The maps of estimated abundances for 4 endmembers are depicted in Fig. 5. We use the ground truth of data addressed in [11] for 4 endmembers including “asphalt,” “yellow curb,” “grass,” and “oak leaves” as shown in Fig. 5j, respectively. In each figure, the yellow and blue parts correspond to the abundance values equal to 1 and 0, respectively. For a better evaluation, the average per pixel per endmember proportion error is defined as [11]:

$$\begin{aligned} \hbox {PError}=\frac{1}{\hbox {NR}}\sum \limits _{n=1}^N \Vert {\varvec{\alpha }}_n-\hat{{\varvec{\alpha }}}_n \Vert _2 \end{aligned}$$
(17)

where \({\varvec{\alpha }}_n \) is the true abundance vector of pixel n, \({\varvec{\alpha }}_n\) is the corresponding estimated abundance vector, N shows the number of pixels, and R is the number of endmembers. Each method is run 10 times, and the average of total errors is calculated. The results are presented in Table 3. It is vital to note that in this experiment all the above comparative methods are supervised schemes with a dictionary of 4 endmembers as opposed to the NCM-SDP which is a semi-supervised scheme with 30 endmembers in the dictionary. It is interesting to note that although this scenario is intrinsically appropriate for supervised cases, still the corresponding techniques are unable to reconstruct the images as accurate as the NCM-SDP. From Table 3, one can conclude that the NCM-SDP has estimated the abundance vector more accurately than the BCM- and NCM-based unmixing methods.

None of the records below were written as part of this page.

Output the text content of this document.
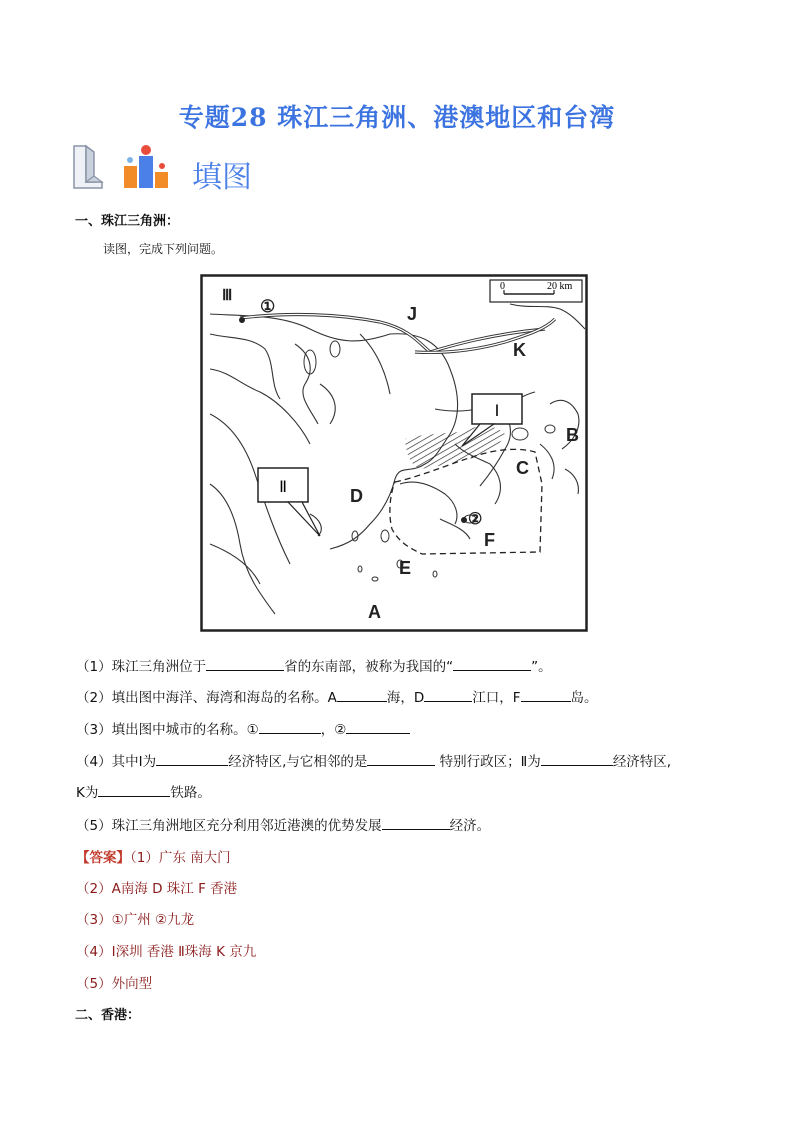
专题28 珠江三角洲、港澳地区和台湾
填图
一、珠江三角洲：
读图，完成下列问题。
0	20 km
Ⅰ
Ⅱ
Ⅲ
①	J
K
B
C
D
②
F
E
A
（1）珠江三角洲位于	省的东南部，被称为我国的“	”。
（2）填出图中海洋、海湾和海岛的名称。A	海，D	江口，F	岛。
（3）填出图中城市的名称。①	，②
（4）其中Ⅰ为	经济特区,与它相邻的是	特别行政区；Ⅱ为	经济特区,
K为	铁路。
（5）珠江三角洲地区充分利用邻近港澳的优势发展	经济。
【答案】（1）广东 南大门
（2）A南海 D 珠江 F 香港
（3）①广州 ②九龙
（4）Ⅰ深圳 香港 Ⅱ珠海 K 京九
（5）外向型
二、香港：
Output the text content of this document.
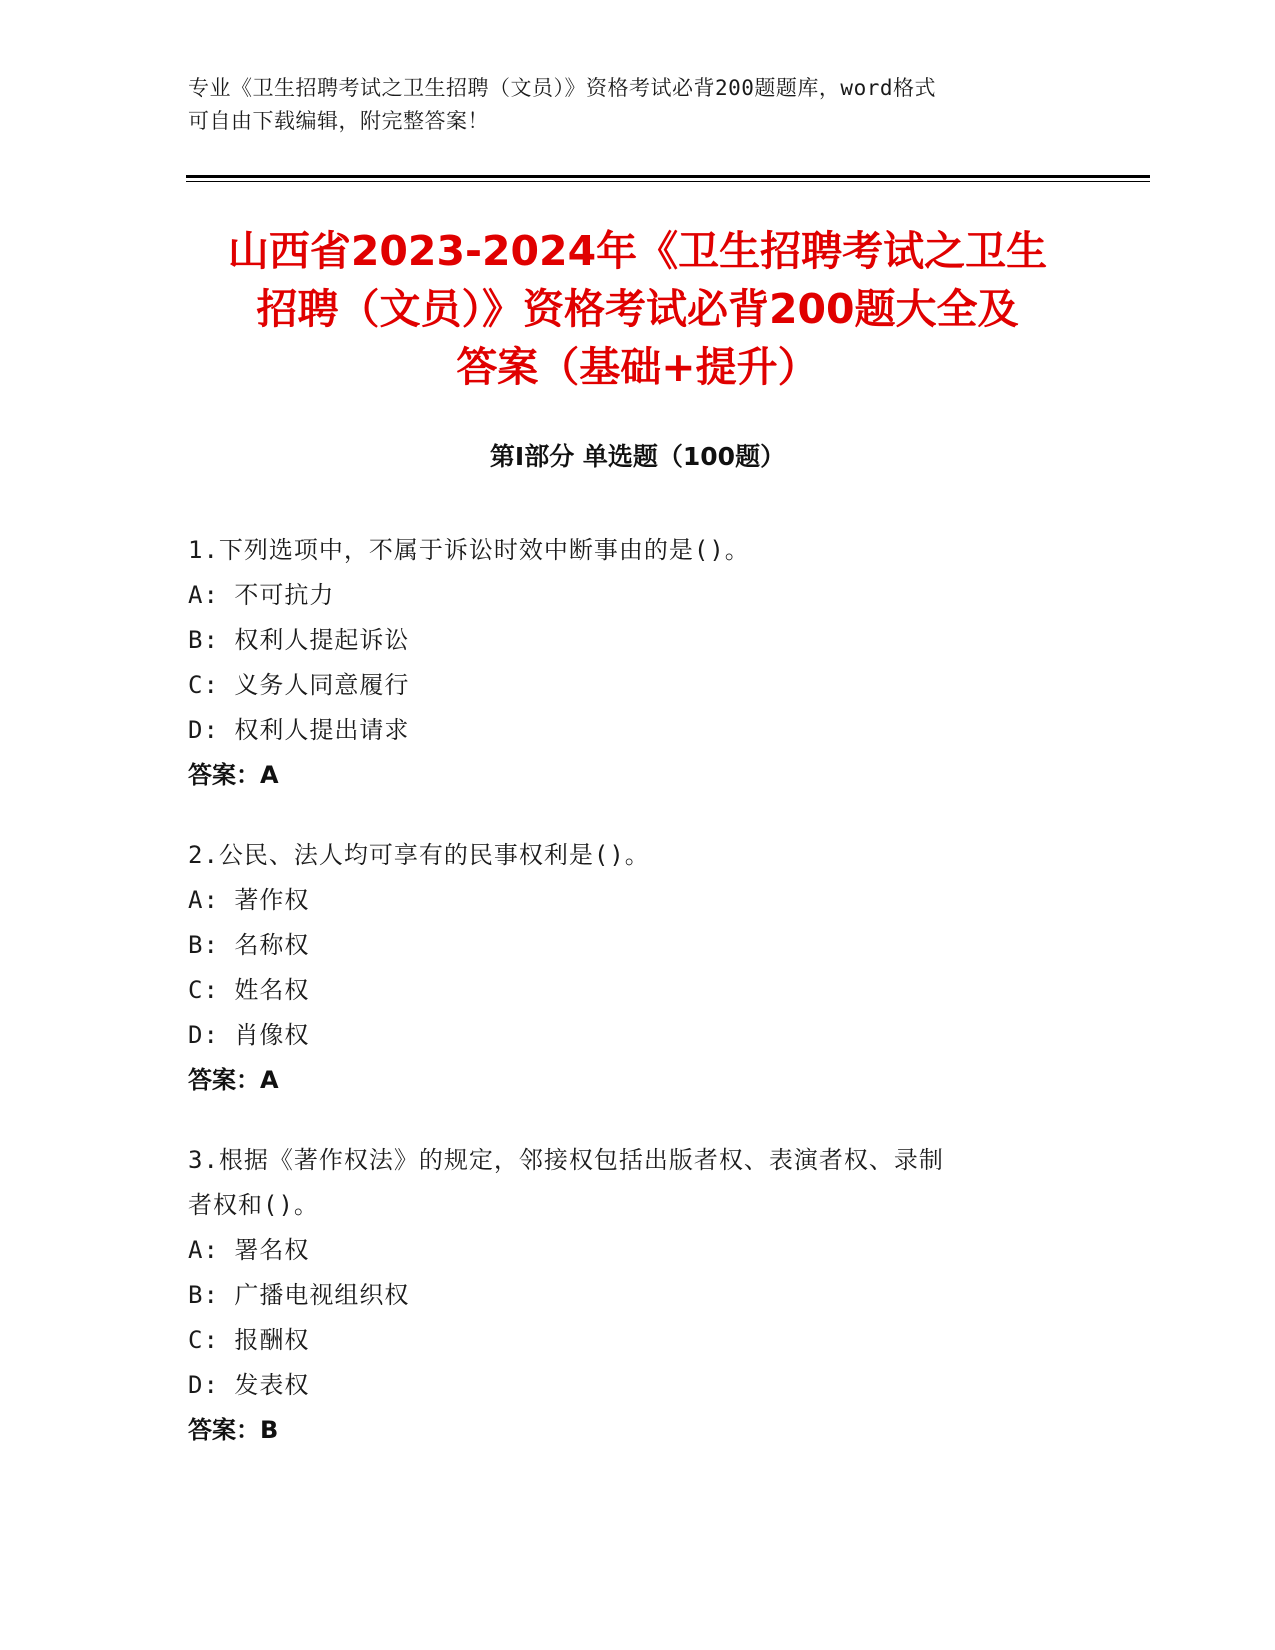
专业《卫生招聘考试之卫生招聘（文员）》资格考试必背200题题库，word格式
可自由下载编辑，附完整答案！
山西省2023-2024年《卫生招聘考试之卫生
招聘（文员）》资格考试必背200题大全及
答案（基础+提升）
第Ⅰ部分 单选题（100题）
1.下列选项中，不属于诉讼时效中断事由的是()。
A: 不可抗力
B: 权利人提起诉讼
C: 义务人同意履行
D: 权利人提出请求
答案：A
2.公民、法人均可享有的民事权利是()。
A: 著作权
B: 名称权
C: 姓名权
D: 肖像权
答案：A
3.根据《著作权法》的规定，邻接权包括出版者权、表演者权、录制
者权和()。
A: 署名权
B: 广播电视组织权
C: 报酬权
D: 发表权
答案：B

Table 3 Average per pixel per endmember proportion error for the Gulfport hyperspectral image

All the enhanced results achieved by the NCM-SDP reveal that incorporation of the sparse property of abundance vectors based on the sparse Dirichlet prior into the mixing model is a rational and realistic proposition.

5 Conclusions

A new hierarchical Bayesian method was derived for unmixing of hyperspectral images. Endmembers were considered variable based on the Gaussian distribution. Also, we assumed that the abundance vectors are sparse. The sparse Dirichlet prior was proposed for sparse modeling and accordingly the NCM-SDP method was developed. Using the simulated data, it was shown that the error of the estimated abundance vector is approximately 7 times smaller than that of the uniform prior. Also, by repeating the simulations for real data, 20% improvement in the MSE sense was achieved.